In 2002, at the height of the US Catholic Church's sex abuse crisis, Pope John Paul II summoned American bishops to Rome for 10 days. During the visit, the then president of the US Bishops Conference Wilton Gregory, said the Catholic Church (in the US, but presumably elsewhere too) had a problem with aspiring priests.
So many young men of a homosexual inclination were applying to study for the priesthood that “we might as well talk about a feminary rather than a seminary”, he declared. In 2002, a study by a Canadian consultancy, ReligiousTolerance.org, reported half of seminary students were gay. However, the percentage is irrelevant. For homosexual men, the reality is the priesthood is very attractive.
The majority of priests have a genuine vocation. However, there are others who are attracted to an all-male community, a place that may well have a gay subculture and offers instant relief from the difficulties of being openly gay in the secular world.
Such considerations apply to the Holy See, just as much as the rest of the church.
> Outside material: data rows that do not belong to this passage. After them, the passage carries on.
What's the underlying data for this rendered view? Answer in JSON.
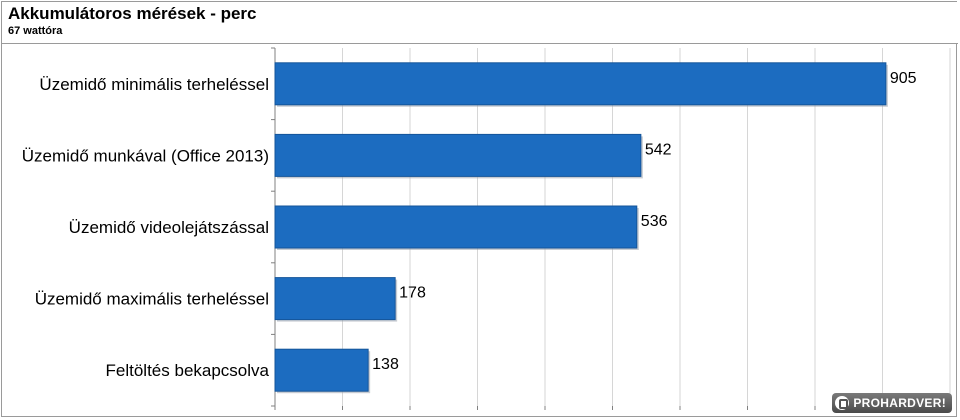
{
  "chart_data": {
    "type": "bar",
    "orientation": "horizontal",
    "title": "Akkumulátoros mérések - perc",
    "subtitle": "67 wattóra",
    "categories": [
      "Üzemidő minimális terheléssel",
      "Üzemidő munkával (Office 2013)",
      "Üzemidő videolejátszással",
      "Üzemidő maximális terheléssel",
      "Feltöltés bekapcsolva"
    ],
    "values": [
      905,
      542,
      536,
      178,
      138
    ],
    "xlim": [
      0,
      1000
    ],
    "grid": true,
    "colors": {
      "bar": "#1c6cc0",
      "bar_edge": "#15559a",
      "grid": "#d6d6d6",
      "axis": "#808080"
    }
  },
  "watermark": {
    "text": "PROHARDVER!"
  }
}
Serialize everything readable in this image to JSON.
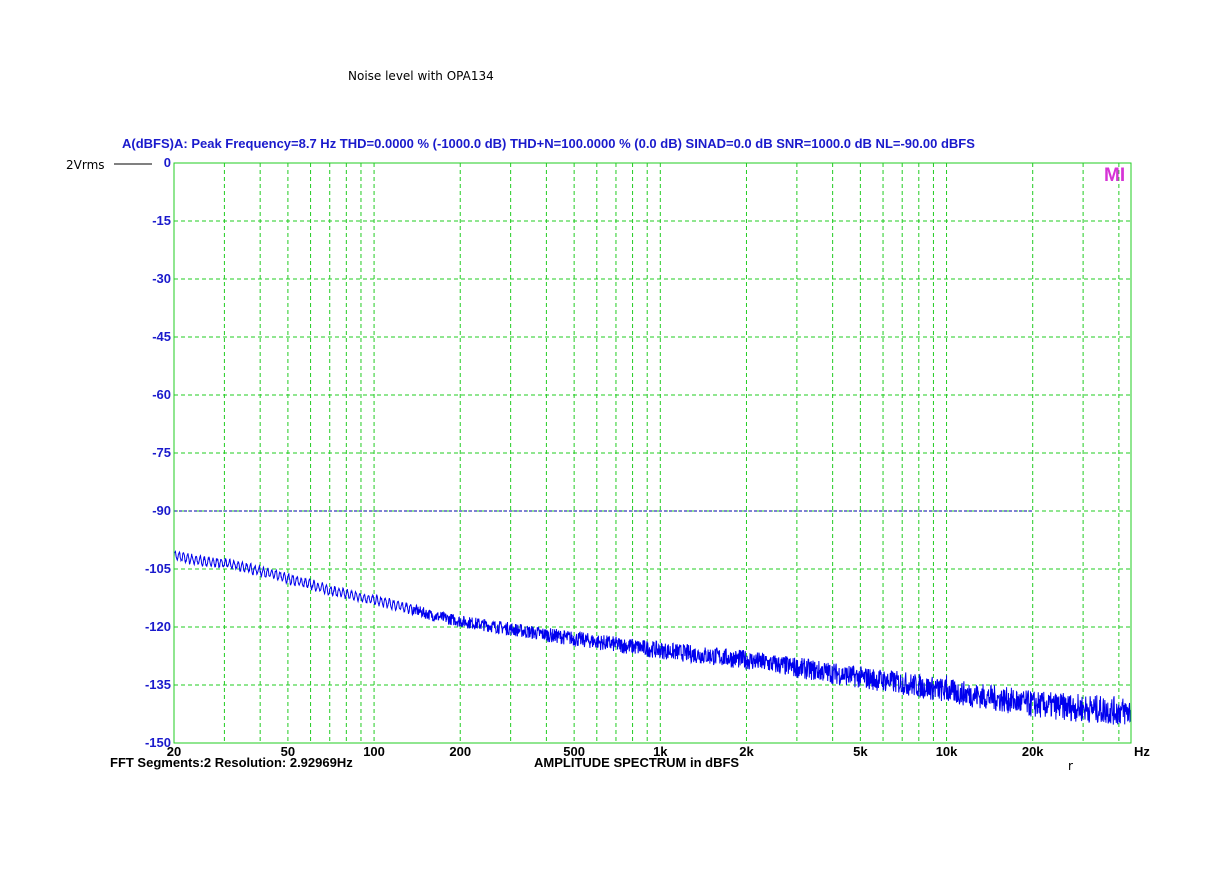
{
  "page": {
    "title": "Noise level with OPA134",
    "ref_label": "2Vrms",
    "logo_text": "MI",
    "corner_mark": "r"
  },
  "colors": {
    "grid": "#22cc22",
    "trace": "#0000ee",
    "axis_text": "#1a1acc",
    "noise_level_line": "#0000aa",
    "logo": "#d633d6"
  },
  "chart_data": {
    "type": "line",
    "header": "A(dBFS)A: Peak Frequency=8.7 Hz  THD=0.0000 % (-1000.0 dB)  THD+N=100.0000 % (0.0 dB)  SINAD=0.0 dB  SNR=1000.0 dB  NL=-90.00 dBFS",
    "xlabel": "AMPLITUDE SPECTRUM in dBFS",
    "x_unit_label": "Hz",
    "xscale": "log",
    "xlim": [
      20,
      44100
    ],
    "ylim": [
      -150,
      0
    ],
    "yticks": [
      0,
      -15,
      -30,
      -45,
      -60,
      -75,
      -90,
      -105,
      -120,
      -135,
      -150
    ],
    "xtick_labels": [
      {
        "value": 20,
        "label": "20"
      },
      {
        "value": 50,
        "label": "50"
      },
      {
        "value": 100,
        "label": "100"
      },
      {
        "value": 200,
        "label": "200"
      },
      {
        "value": 500,
        "label": "500"
      },
      {
        "value": 1000,
        "label": "1k"
      },
      {
        "value": 2000,
        "label": "2k"
      },
      {
        "value": 5000,
        "label": "5k"
      },
      {
        "value": 10000,
        "label": "10k"
      },
      {
        "value": 20000,
        "label": "20k"
      }
    ],
    "grid": true,
    "noise_level": {
      "value": -90,
      "x_range": [
        20,
        20000
      ]
    },
    "series": [
      {
        "x": [
          20,
          25,
          30,
          35,
          40,
          45,
          50,
          60,
          70,
          80,
          100,
          130,
          160,
          200,
          300,
          400,
          500,
          700,
          1000,
          1500,
          2000,
          3000,
          5000,
          7000,
          10000,
          15000,
          20000,
          30000,
          44100
        ],
        "y": [
          -101.5,
          -103,
          -103.5,
          -104.5,
          -105.5,
          -106.5,
          -107.5,
          -109,
          -110.5,
          -111.5,
          -113,
          -115,
          -117,
          -118.5,
          -120.5,
          -122,
          -123,
          -124.5,
          -126,
          -127.5,
          -128.5,
          -130.5,
          -133,
          -134.5,
          -136.5,
          -138.5,
          -140,
          -141,
          -142
        ]
      }
    ],
    "spike": {
      "x": 10000,
      "y": -132.5
    },
    "footer_left": "FFT Segments:2     Resolution: 2.92969Hz"
  }
}
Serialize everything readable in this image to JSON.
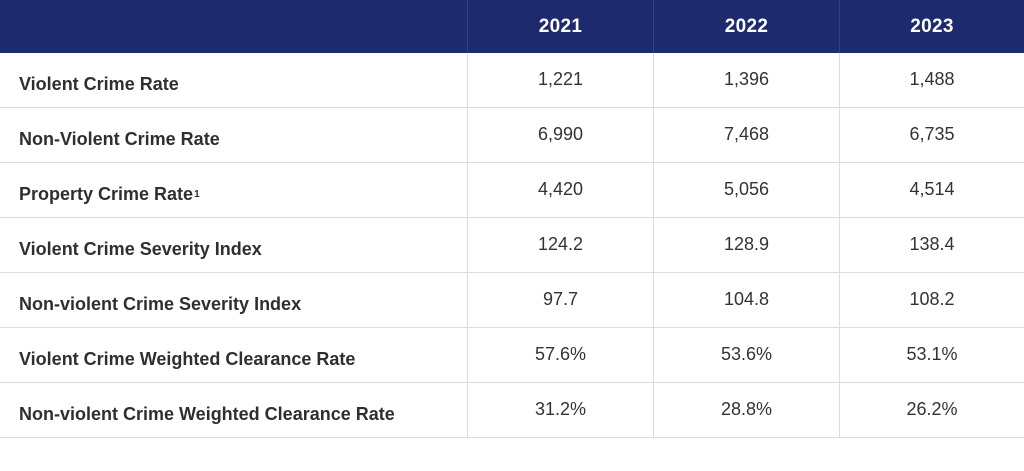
{
  "header": {
    "corner": "",
    "years": [
      "2021",
      "2022",
      "2023"
    ]
  },
  "rows": [
    {
      "label": "Violent Crime Rate",
      "footnote": "",
      "values": [
        "1,221",
        "1,396",
        "1,488"
      ]
    },
    {
      "label": "Non-Violent Crime Rate",
      "footnote": "",
      "values": [
        "6,990",
        "7,468",
        "6,735"
      ]
    },
    {
      "label": "Property Crime Rate",
      "footnote": "1",
      "values": [
        "4,420",
        "5,056",
        "4,514"
      ]
    },
    {
      "label": "Violent Crime Severity Index",
      "footnote": "",
      "values": [
        "124.2",
        "128.9",
        "138.4"
      ]
    },
    {
      "label": "Non-violent Crime Severity Index",
      "footnote": "",
      "values": [
        "97.7",
        "104.8",
        "108.2"
      ]
    },
    {
      "label": "Violent Crime Weighted Clearance Rate",
      "footnote": "",
      "values": [
        "57.6%",
        "53.6%",
        "53.1%"
      ]
    },
    {
      "label": "Non-violent Crime Weighted Clearance Rate",
      "footnote": "",
      "values": [
        "31.2%",
        "28.8%",
        "26.2%"
      ]
    }
  ],
  "colors": {
    "header_bg": "#1d2a6e",
    "header_text": "#ffffff",
    "grid_line": "#dcdcdc"
  }
}
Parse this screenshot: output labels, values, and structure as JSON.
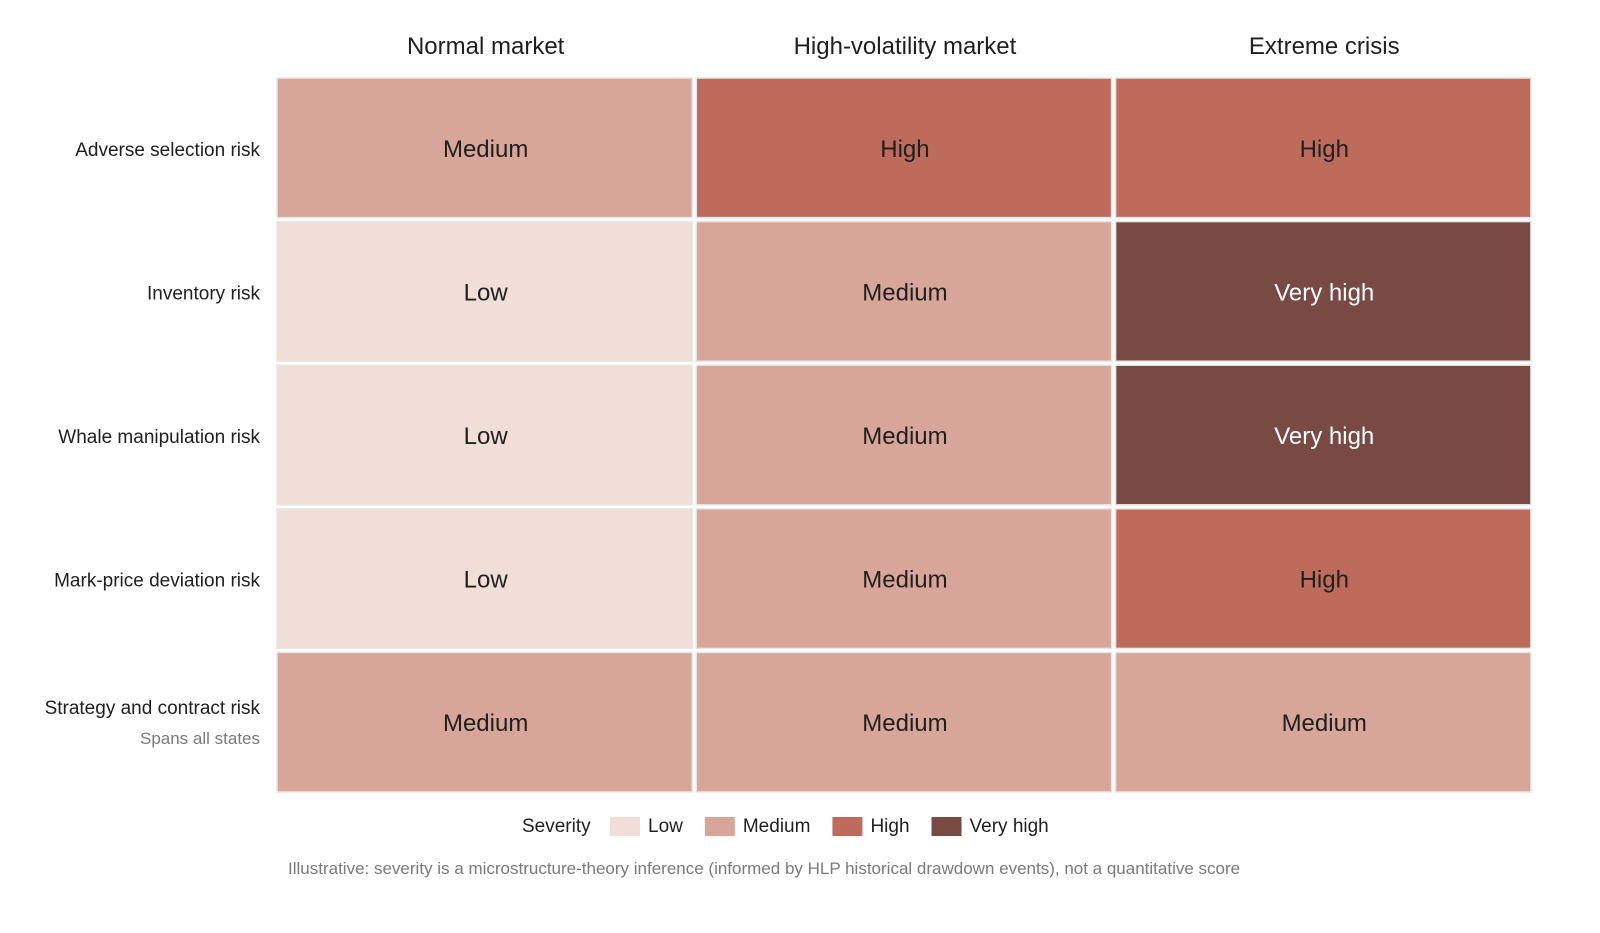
{
  "chart_data": {
    "type": "heatmap",
    "columns": [
      "Normal market",
      "High-volatility market",
      "Extreme crisis"
    ],
    "rows": [
      {
        "label": "Adverse selection risk",
        "sublabel": "",
        "values": [
          "Medium",
          "High",
          "High"
        ]
      },
      {
        "label": "Inventory risk",
        "sublabel": "",
        "values": [
          "Low",
          "Medium",
          "Very high"
        ]
      },
      {
        "label": "Whale manipulation risk",
        "sublabel": "",
        "values": [
          "Low",
          "Medium",
          "Very high"
        ]
      },
      {
        "label": "Mark-price deviation risk",
        "sublabel": "",
        "values": [
          "Low",
          "Medium",
          "High"
        ]
      },
      {
        "label": "Strategy and contract risk",
        "sublabel": "Spans all states",
        "values": [
          "Medium",
          "Medium",
          "Medium"
        ]
      }
    ],
    "legend": {
      "title": "Severity",
      "levels": [
        {
          "label": "Low",
          "color": "#f2ded8",
          "text_color": "#1f1f1f"
        },
        {
          "label": "Medium",
          "color": "#d7a698",
          "text_color": "#1f1f1f"
        },
        {
          "label": "High",
          "color": "#bd6c5b",
          "text_color": "#1f1f1f"
        },
        {
          "label": "Very high",
          "color": "#784a43",
          "text_color": "#ffffff"
        }
      ]
    },
    "footnote": "Illustrative: severity is a microstructure-theory inference (informed by HLP historical drawdown events), not a quantitative score"
  }
}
Last October, a senior official in the Congregation for the Doctrine of the Faith, Polish monsignor Krzysztof Charamsa "came out". Popes Benedict XVI and Francis have both admitted a "gay lobby" is active in the Vatican. Even the 2013 conclave which elected Pope Francis began with the withdrawal of Scottish cardinal Keith O'Brien, after he ad admitted to inappropriate gay "sexual misconduct".
The Vatican's "gay lobby" does not campaign for gay rights; rather it is an informal group of gays who look out for each other. Msgr Charamsa, now dismissed from the CDF, told the Padova gay pride festival last June there is a great deal of hypocrisy in the Holy See where people preach one thing during the week "and then go off to spend the weekend with their gay lover".
Six years ago, reporter Carmelo Abbate, working undercover for weekly news magazine Panorama, recorded a flourishing, highly active gay "scene" in the Vatican in an account filled with graphic details of gay parties and brief encounters.
One night, thanks to an unnamed gay friend, he and a French priest, referred to as Paul, went to a club to watch semi-naked gay dancers. At one point, Fr "Paul" got up to dance, met another man and headed off for the night, Abbate wrote later in his book, Sex and the Vatican.
Even if the Irish College in Rome is a serious, caring study centre, the Eternal City itself can provide myriad distractions. For centuries, people have warned about Rome, saying Roma veduta, fede perduta (See Rome and you will lose your faith).
That may be unfair. What is true is that with 20 pontifical colleges and 58 religious order colleges , there may be over 10,000 seminary students in Rome at any one time. The vast majority of these men study and go home without “distractions”, happy to have been sent to the centre of Christendom to study. But not all.